When the last legitimate owner drops its reference the reqsk is freed
while still reachable, leading to use-after-free panics in e.g.
inet_csk_accept() or inet_csk_listen_stop().

This reproduces in seconds with tcp_syncookies=0, a handful of threads
doing connect()/close() to a local listener while others read an
iter/tcp link in a tight loop.

Use refcount_inc_not_zero() and skip the socket on failure, the same way
every other ehash walker does. The listening hash is unaffected as
listeners are always inserted into lhash2 with sk_refcnt >= 1, so
bpf_iter_tcp_listening_batch() is left as-is.

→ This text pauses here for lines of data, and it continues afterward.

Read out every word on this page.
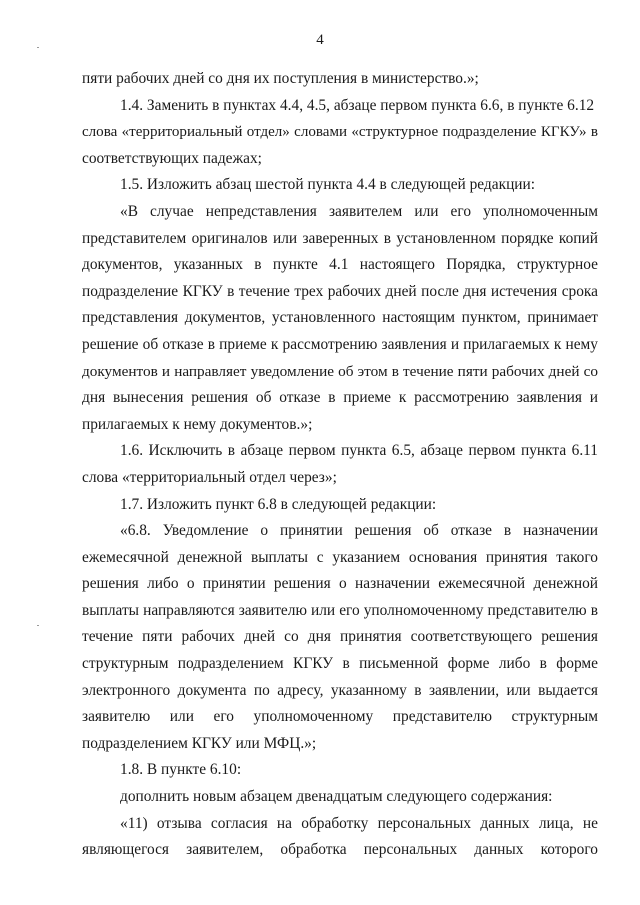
4
пяти рабочих дней со дня их поступления в министерство.»;
1.4. Заменить в пунктах 4.4, 4.5, абзаце первом пункта 6.6, в пункте 6.12
слова «территориальный отдел» словами «структурное подразделение КГКУ» в
соответствующих падежах;
1.5. Изложить абзац шестой пункта 4.4 в следующей редакции:
«В случае непредставления заявителем или его уполномоченным
представителем оригиналов или заверенных в установленном порядке копий
документов, указанных в пункте 4.1 настоящего Порядка, структурное
подразделение КГКУ в течение трех рабочих дней после дня истечения срока
представления документов, установленного настоящим пунктом, принимает
решение об отказе в приеме к рассмотрению заявления и прилагаемых к нему
документов и направляет уведомление об этом в течение пяти рабочих дней со
дня вынесения решения об отказе в приеме к рассмотрению заявления и
прилагаемых к нему документов.»;
1.6. Исключить в абзаце первом пункта 6.5, абзаце первом пункта 6.11
слова «территориальный отдел через»;
1.7. Изложить пункт 6.8 в следующей редакции:
«6.8. Уведомление о принятии решения об отказе в назначении
ежемесячной денежной выплаты с указанием основания принятия такого
решения либо о принятии решения о назначении ежемесячной денежной
выплаты направляются заявителю или его уполномоченному представителю в
течение пяти рабочих дней со дня принятия соответствующего решения
структурным подразделением КГКУ в письменной форме либо в форме
электронного документа по адресу, указанному в заявлении, или выдается
заявителю или его уполномоченному представителю структурным
подразделением КГКУ или МФЦ.»;
1.8. В пункте 6.10:
дополнить новым абзацем двенадцатым следующего содержания:
«11) отзыва согласия на обработку персональных данных лица, не
являющегося заявителем, обработка персональных данных которого
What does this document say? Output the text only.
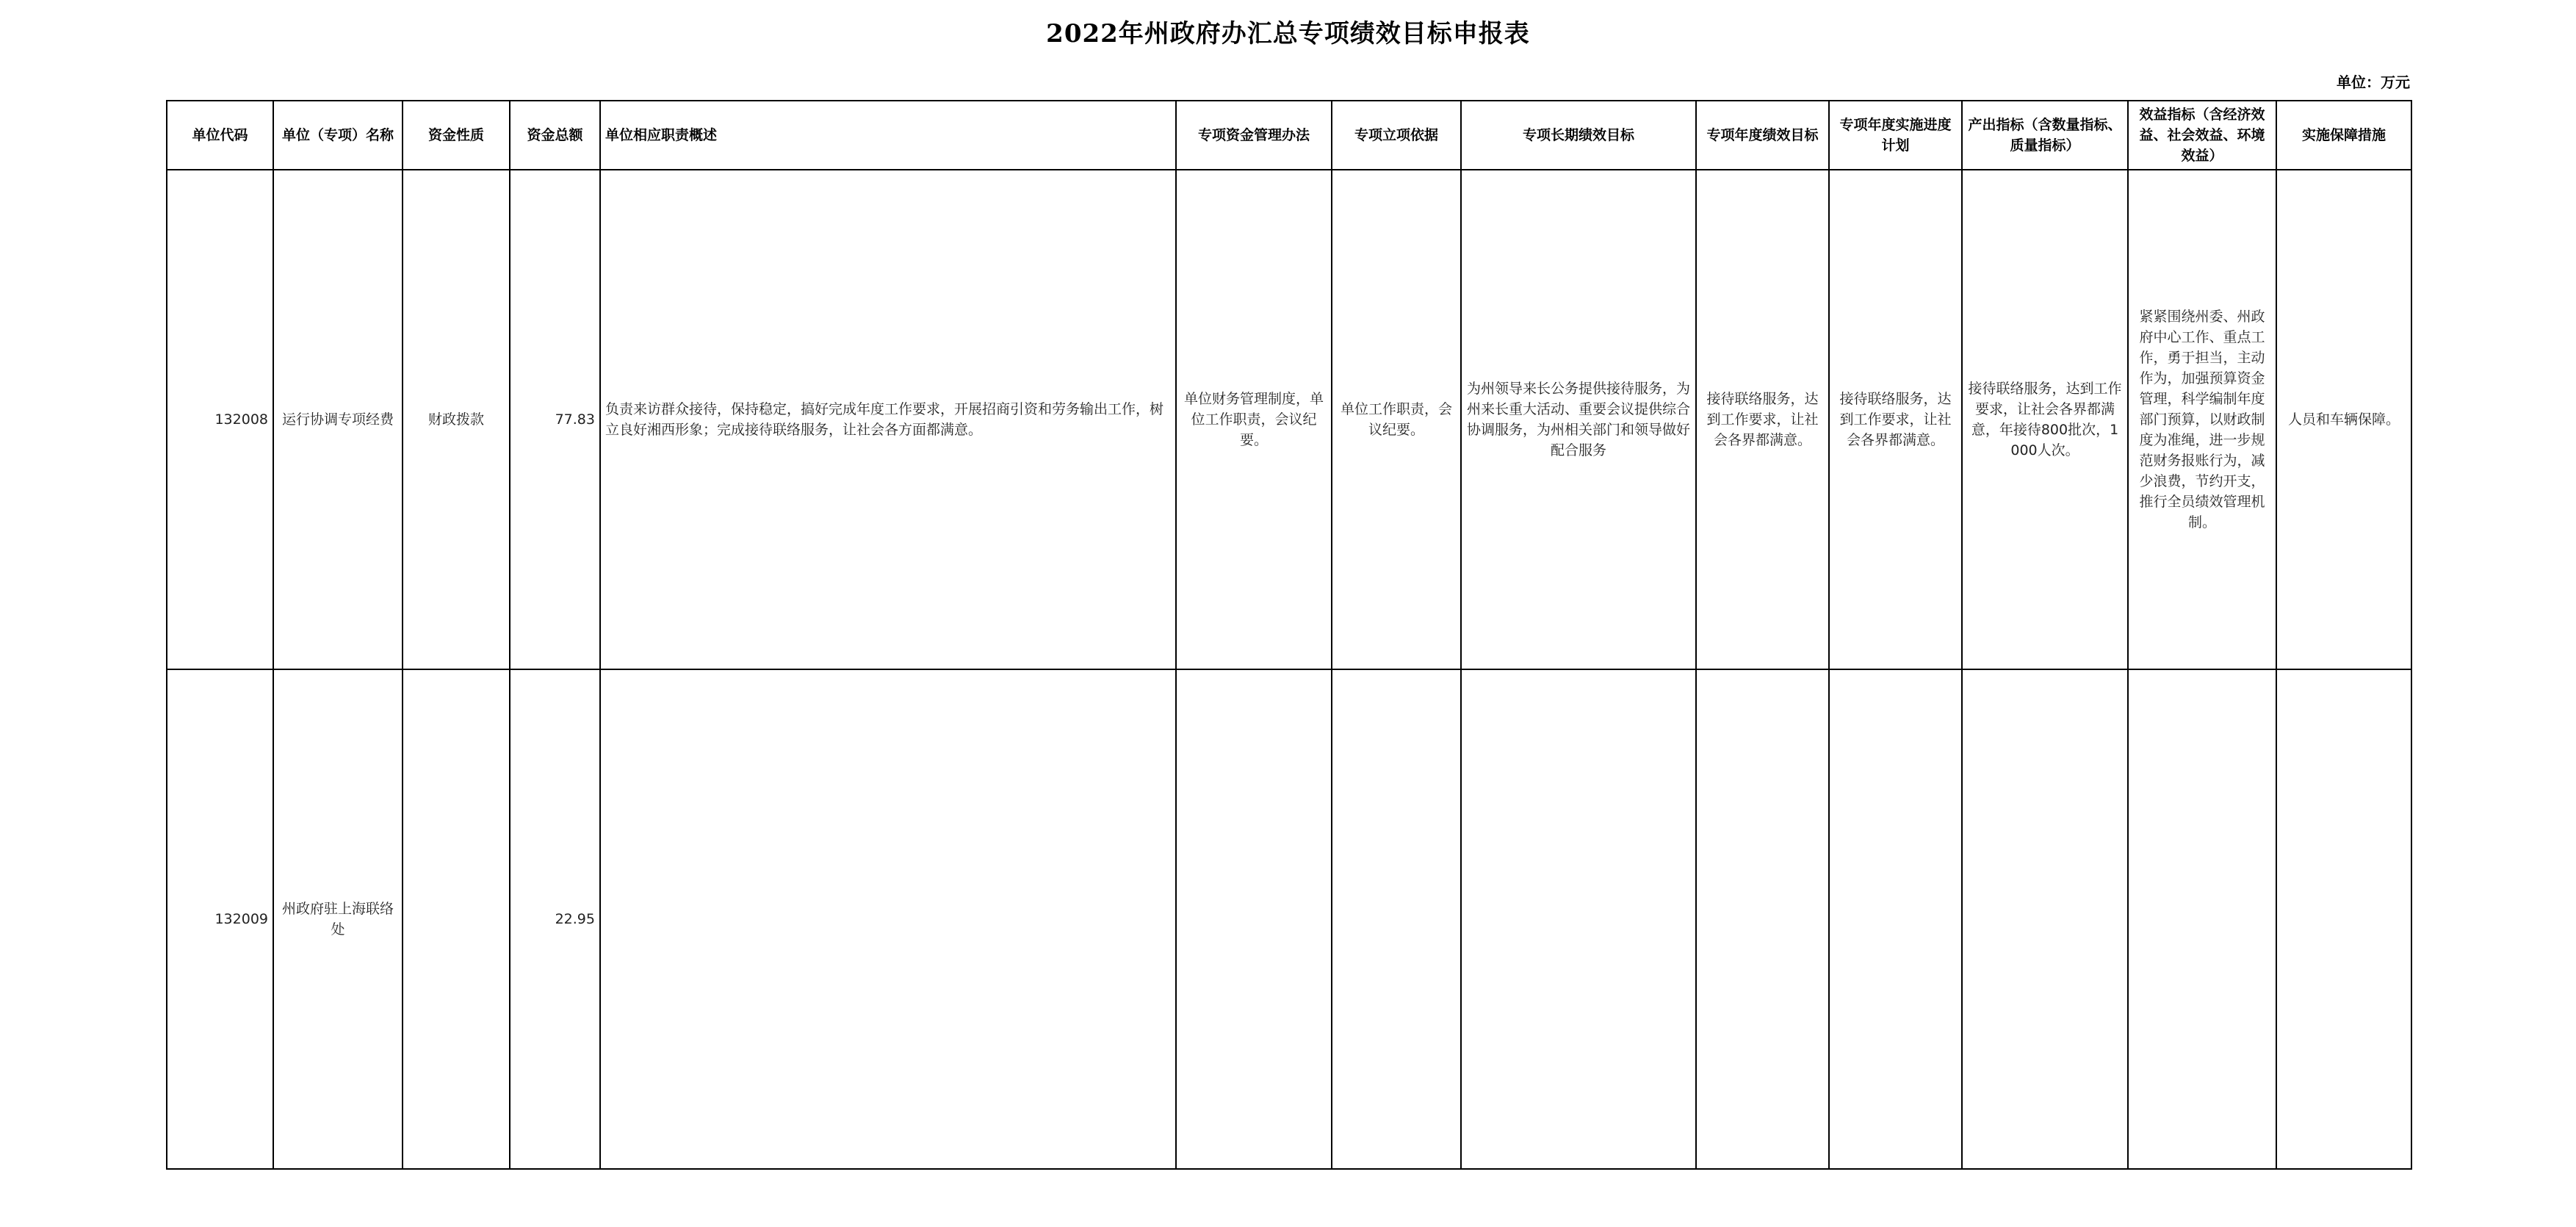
2022年州政府办汇总专项绩效目标申报表
单位：万元
单位代码	单位（专项）名称	资金性质	资金总额	单位相应职责概述	专项资金管理办法	专项立项依据	专项长期绩效目标	专项年度绩效目标	专项年度实施进度计划	产出指标（含数量指标、质量指标）	效益指标（含经济效益、社会效益、环境效益）	实施保障措施
132008	运行协调专项经费	财政拨款	77.83	负责来访群众接待，保持稳定，搞好完成年度工作要求，开展招商引资和劳务输出工作，树立良好湘西形象；完成接待联络服务，让社会各方面都满意。	单位财务管理制度，单位工作职责，会议纪要。	单位工作职责，会议纪要。	为州领导来长公务提供接待服务，为州来长重大活动、重要会议提供综合协调服务，为州相关部门和领导做好配合服务	接待联络服务，达到工作要求，让社会各界都满意。	接待联络服务，达到工作要求，让社会各界都满意。	接待联络服务，达到工作要求，让社会各界都满意，年接待800批次，1000人次。	紧紧围绕州委、州政府中心工作、重点工作，勇于担当，主动作为，加强预算资金管理，科学编制年度部门预算，以财政制度为准绳，进一步规范财务报账行为，减少浪费，节约开支，推行全员绩效管理机制。	人员和车辆保障。
132009	州政府驻上海联络处		22.95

If every matching socket in a bucket is mid-init, end_sk can stay at 0;
advance to the next bucket in that case rather than terminating the
whole iteration on a stale batch[0].

Fixes: 04c7820b776f ("bpf: tcp: Bpf iter batching and lock_sock")
Reviewed-by: Ben Cressey <redacted>
Assisted-by: Claude:unspecified
Signed-off-by: Jose Fernandez (Anthropic) <redacted>

LGTM.

Reviewed-by: Jiayuan Chen <jiayuan.chen@linux.dev>

quoted hunk ↗ jump to hunk
---
  net/ipv4/tcp_ipv4.c | 35 ++++++++++++++++++++---------------
  1 file changed, 20 insertions(+), 15 deletions(-)
diff --git a/net/ipv4/tcp_ipv4.c b/net/ipv4/tcp_ipv4.c
index fdc81150ff6c..92342dcc6892 100644
--- a/net/ipv4/tcp_ipv4.c
+++ b/net/ipv4/tcp_ipv4.c
@@ -3074,25 +3074,25 @@ static unsigned int bpf_iter_tcp_established_batch(struct seq_file *seq,
  {
  	struct bpf_tcp_iter_state *iter = seq->private;
  	struct hlist_nulls_node *node;
-	unsigned int expected = 1;
-	struct sock *sk;
+	unsigned int expected = 0;
+	struct sock *sk = *start_sk;
  
-	sock_hold(*start_sk);
-	iter->batch[iter->end_sk++].sk = *start_sk;
-
-	sk = sk_nulls_next(*start_sk);


Folding the open-coded first *start_sk into the loop is a good
cleanup — it was the one socket that bypassed the refcnt check.


The double-put on the realloc-failure path reported by ai is a separate,
pre-existing issue and can be addressed in a follow-up.